Hubby was at a lengthy meeting with scientists from Norway all day yesterday. This is a big meeting where a huge number of scientists in lots of disciplines from Norway come to meet and exchange ideas with scientists in the U.S. At the cocktail party last night hubby was talking to one of the high level administrators who asked him, "If there was only one day to spend in D.C. what should I see?" The answer that hubby gave him, surprised the visitor. Hubby didn’t recommend the Air and Space Museum or the Museum of Natural History or any of the popular art galleries.
Hubby said: "Washington D.C. has much to see and it would be hard to see it all in one day. But, I would recommend the following: The Roosevelt Memorial, the Jefferson Memorial and the Lincoln Memorial. Read the words carved in granite at each of these memorials, because they reflect the important ideas on which this country was founded. These ideas are what America is really about, and we will get back on that track someday."

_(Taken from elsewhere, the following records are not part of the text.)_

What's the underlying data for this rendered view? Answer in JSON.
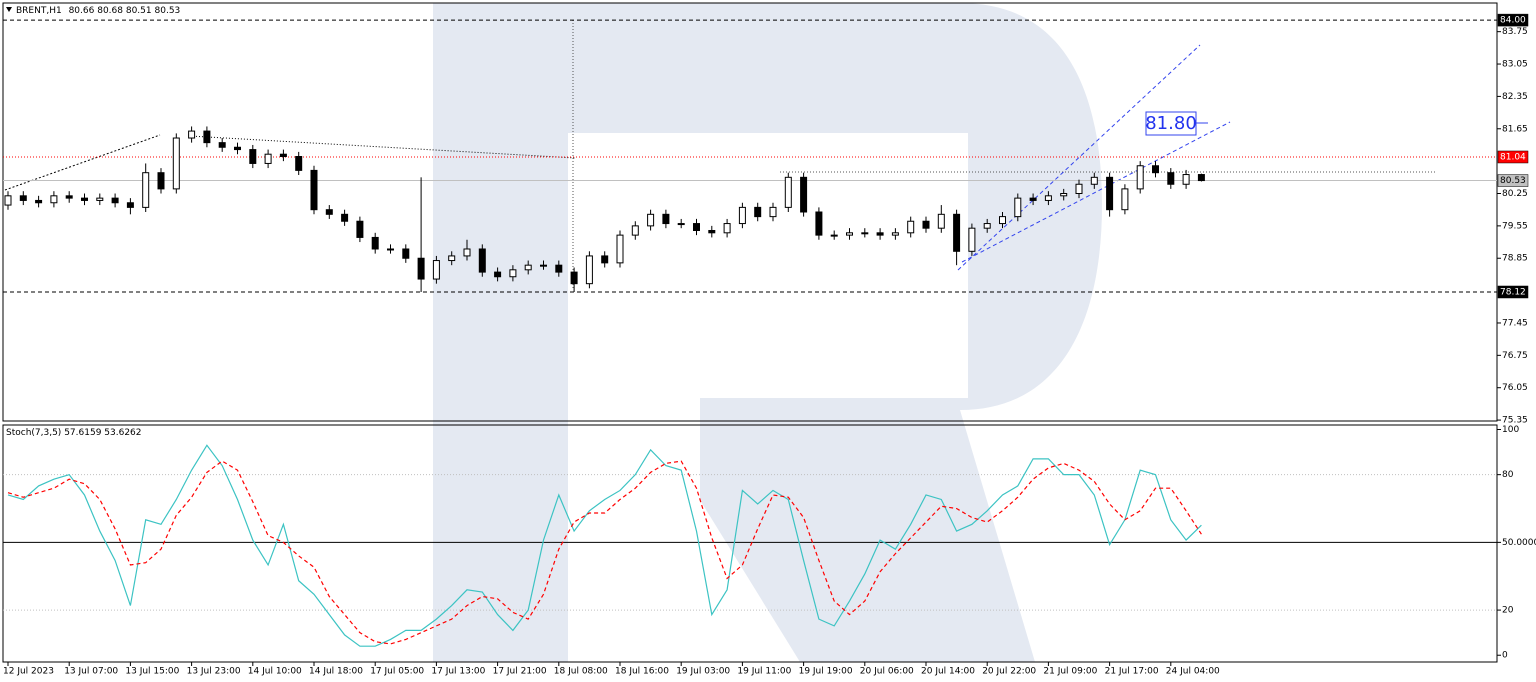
{
  "chart_data": [
    {
      "type": "candlestick",
      "title": "BRENT,H1",
      "annotation": "81.80",
      "ylim": [
        75.33,
        84.37
      ],
      "yticks": [
        83.75,
        83.05,
        82.35,
        81.65,
        80.25,
        79.55,
        78.85,
        77.45,
        76.75,
        76.05,
        75.35
      ],
      "levels": [
        {
          "value": 84,
          "label": "84.00",
          "color": "#000000",
          "style": "dashed"
        },
        {
          "value": 81.04,
          "color": "#ff0000",
          "style": "dotted"
        },
        {
          "value": 80.53,
          "color": "#c0c0c0",
          "style": "solid"
        },
        {
          "value": 78.12,
          "color": "#000000",
          "style": "dashed"
        }
      ],
      "up_color": "#ffffff",
      "down_color": "#000000",
      "open": [
        80.0,
        80.2,
        80.1,
        80.05,
        80.2,
        80.15,
        80.1,
        80.15,
        80.05,
        79.95,
        80.7,
        80.35,
        81.45,
        81.6,
        81.35,
        81.25,
        81.2,
        80.9,
        81.1,
        81.05,
        80.75,
        79.9,
        79.8,
        79.65,
        79.3,
        79.05,
        79.05,
        78.85,
        78.4,
        78.8,
        78.9,
        79.05,
        78.55,
        78.45,
        78.6,
        78.7,
        78.7,
        78.55,
        78.3,
        78.9,
        78.75,
        79.35,
        79.55,
        79.8,
        79.6,
        79.6,
        79.45,
        79.4,
        79.6,
        79.95,
        79.75,
        79.95,
        80.6,
        79.85,
        79.35,
        79.35,
        79.4,
        79.4,
        79.35,
        79.4,
        79.65,
        79.5,
        79.8,
        79.0,
        79.5,
        79.6,
        79.75,
        80.15,
        80.1,
        80.2,
        80.25,
        80.45,
        80.6,
        79.9,
        80.35,
        80.85,
        80.7,
        80.45,
        80.66
      ],
      "high": [
        80.3,
        80.3,
        80.2,
        80.3,
        80.3,
        80.25,
        80.25,
        80.25,
        80.15,
        80.9,
        80.8,
        81.55,
        81.7,
        81.7,
        81.45,
        81.35,
        81.3,
        81.2,
        81.2,
        81.15,
        80.85,
        80.0,
        79.9,
        79.75,
        79.4,
        79.15,
        79.15,
        80.6,
        78.9,
        79.0,
        79.25,
        79.15,
        78.65,
        78.7,
        78.8,
        78.8,
        78.8,
        78.65,
        79.0,
        79.0,
        79.45,
        79.65,
        79.9,
        79.9,
        79.7,
        79.7,
        79.55,
        79.7,
        80.05,
        80.05,
        80.05,
        80.7,
        80.7,
        79.95,
        79.45,
        79.5,
        79.5,
        79.5,
        79.5,
        79.75,
        79.75,
        80.0,
        79.9,
        79.6,
        79.7,
        79.85,
        80.25,
        80.25,
        80.3,
        80.35,
        80.55,
        80.7,
        80.7,
        80.45,
        80.95,
        80.95,
        80.8,
        80.76,
        80.68
      ],
      "low": [
        79.9,
        80.0,
        79.95,
        79.95,
        80.05,
        80.0,
        80.0,
        79.95,
        79.8,
        79.85,
        80.25,
        80.25,
        81.35,
        81.25,
        81.15,
        81.1,
        80.8,
        80.8,
        80.95,
        80.65,
        79.8,
        79.7,
        79.55,
        79.2,
        78.95,
        78.95,
        78.75,
        78.12,
        78.3,
        78.7,
        78.8,
        78.45,
        78.35,
        78.35,
        78.5,
        78.6,
        78.45,
        78.12,
        78.2,
        78.65,
        78.65,
        79.25,
        79.45,
        79.5,
        79.5,
        79.35,
        79.3,
        79.3,
        79.5,
        79.65,
        79.65,
        79.85,
        79.75,
        79.25,
        79.25,
        79.25,
        79.3,
        79.25,
        79.25,
        79.3,
        79.4,
        79.4,
        78.7,
        78.9,
        79.4,
        79.5,
        79.65,
        80.0,
        80.0,
        80.1,
        80.15,
        80.35,
        79.75,
        79.8,
        80.25,
        80.6,
        80.35,
        80.35,
        80.51
      ],
      "close": [
        80.2,
        80.1,
        80.05,
        80.2,
        80.15,
        80.1,
        80.15,
        80.05,
        79.95,
        80.7,
        80.35,
        81.45,
        81.6,
        81.35,
        81.25,
        81.2,
        80.9,
        81.1,
        81.05,
        80.75,
        79.9,
        79.8,
        79.65,
        79.3,
        79.05,
        79.05,
        78.85,
        78.4,
        78.8,
        78.9,
        79.05,
        78.55,
        78.45,
        78.6,
        78.7,
        78.7,
        78.55,
        78.3,
        78.9,
        78.75,
        79.35,
        79.55,
        79.8,
        79.6,
        79.6,
        79.45,
        79.4,
        79.6,
        79.95,
        79.75,
        79.95,
        80.6,
        79.85,
        79.35,
        79.35,
        79.4,
        79.4,
        79.35,
        79.4,
        79.65,
        79.5,
        79.8,
        79.0,
        79.5,
        79.6,
        79.75,
        80.15,
        80.1,
        80.2,
        80.25,
        80.45,
        80.6,
        79.9,
        80.35,
        80.85,
        80.7,
        80.45,
        80.66,
        80.53
      ]
    },
    {
      "type": "line",
      "title": "Stoch(7,3,5)",
      "categories": [
        "12 Jul 2023",
        null,
        null,
        null,
        "13 Jul 07:00",
        null,
        null,
        null,
        "13 Jul 15:00",
        null,
        null,
        null,
        "13 Jul 23:00",
        null,
        null,
        null,
        "14 Jul 10:00",
        null,
        null,
        null,
        "14 Jul 18:00",
        null,
        null,
        null,
        "17 Jul 05:00",
        null,
        null,
        null,
        "17 Jul 13:00",
        null,
        null,
        null,
        "17 Jul 21:00",
        null,
        null,
        null,
        "18 Jul 08:00",
        null,
        null,
        null,
        "18 Jul 16:00",
        null,
        null,
        null,
        "19 Jul 03:00",
        null,
        null,
        null,
        "19 Jul 11:00",
        null,
        null,
        null,
        "19 Jul 19:00",
        null,
        null,
        null,
        "20 Jul 06:00",
        null,
        null,
        null,
        "20 Jul 14:00",
        null,
        null,
        null,
        "20 Jul 22:00",
        null,
        null,
        null,
        "21 Jul 09:00",
        null,
        null,
        null,
        "21 Jul 17:00",
        null,
        null,
        null,
        "24 Jul 04:00",
        null,
        null
      ],
      "ylim": [
        -3,
        102
      ],
      "yticks": [
        100,
        80,
        {
          "value": 50,
          "label": "50.0000"
        },
        20,
        0
      ],
      "levels": [
        {
          "value": 80,
          "style": "dotted",
          "color": "#c0c0c0"
        },
        {
          "value": 50,
          "style": "solid",
          "color": "#000000"
        },
        {
          "value": 20,
          "style": "dotted",
          "color": "#c0c0c0"
        }
      ],
      "series": [
        {
          "color": "#3cc3c3",
          "style": "solid",
          "values": [
            71,
            69,
            75,
            78,
            80,
            71,
            55,
            42,
            22,
            60,
            58,
            69,
            82,
            93,
            84,
            69,
            51,
            40,
            58,
            33,
            27,
            18,
            9,
            4,
            4,
            7,
            11,
            11,
            16,
            22,
            29,
            28,
            18,
            11,
            20,
            51,
            71,
            55,
            64,
            69,
            73,
            80,
            91,
            84,
            82,
            55,
            18,
            29,
            73,
            67,
            73,
            69,
            42,
            16,
            13,
            24,
            36,
            51,
            47,
            58,
            71,
            69,
            55,
            58,
            64,
            71,
            75,
            87,
            87,
            80,
            80,
            71,
            49,
            60,
            82,
            80,
            60,
            51,
            57.6159
          ]
        },
        {
          "color": "#ff0000",
          "style": "dashed",
          "values": [
            72,
            70,
            72,
            74,
            78,
            76,
            69,
            56,
            40,
            41,
            47,
            62,
            70,
            81,
            86,
            82,
            68,
            53,
            50,
            44,
            39,
            26,
            18,
            10,
            6,
            5,
            7,
            10,
            13,
            16,
            22,
            26,
            25,
            19,
            16,
            27,
            47,
            59,
            63,
            63,
            69,
            74,
            81,
            85,
            86,
            74,
            52,
            34,
            40,
            56,
            71,
            70,
            61,
            42,
            24,
            18,
            24,
            37,
            45,
            52,
            59,
            66,
            65,
            61,
            59,
            64,
            70,
            78,
            83,
            85,
            82,
            77,
            67,
            60,
            64,
            74,
            74,
            64,
            53.6262
          ]
        }
      ]
    }
  ]
}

Needless to say, this well-traveled Norwegian was surprised and impressed by my husband’s suggestion. I hope he follows up.
My favorite is the Roosevelt Memorial. Most people miss it because it is located at the West Basin Drive which is usually only frequented by tourists during the cherry blossom festival. This memorial covers a good amount of space with four outdoor 'rooms' or 'retreats' built from walls made of red South Dakota granite. It is a very peaceful and quiet place and creates an atmosphere where one can ponder the meanings of the words. It makes me smile to note that all of these words were written before I was born.
For those of you who cannot visit D.C. the quotes from FDR are too many to post but here are a few from each room (comments in parens after some quotes are, of course, my two cents):
"No Country, however rich, can afford the waste of its human resources. Demoralization caused by vast unemployment is our greatest extravagance. Morally, it is the greatest menace to our social order." Second Fireside Chat on Government and Modern Capitalism, Washington, D.C., September 30, 1934. (Those who are against funding work shelters for illegal immigrants need especially to read this!)
"I never forget that I live in a house owned by all the American people and that I have been given their trust." Fireside Chat on Economic Conditions, Washington, D.C., April 14, 1938. (Can you imagine GWB saying this instead of “I have a mandate.”?)
"We have faith that future generations will know that here, in the middle of the twentieth century, there came a time when men of good will found a way to unite, and produce, and fight to destroy the forces of ignorance, and intolerance, and slavery, and war." Address to White House Correspondents' Association, Washington, D.C., February 12, 1943
"They (who) seek to establish systems of government based on the regimentation of all human beings by a handful of individual rulers call this a new order. It is not new and it is not order." Address to the Annual Dinner for White House Correspondents' Association, Washington, D.C., March 15, 1941.
"More than an end to war, we want an end to the beginnings of all wars." Undelivered Address prepared for Jefferson Day to be delivered April 13, 1945.
Where are the descendants of Roosevelt when you need them?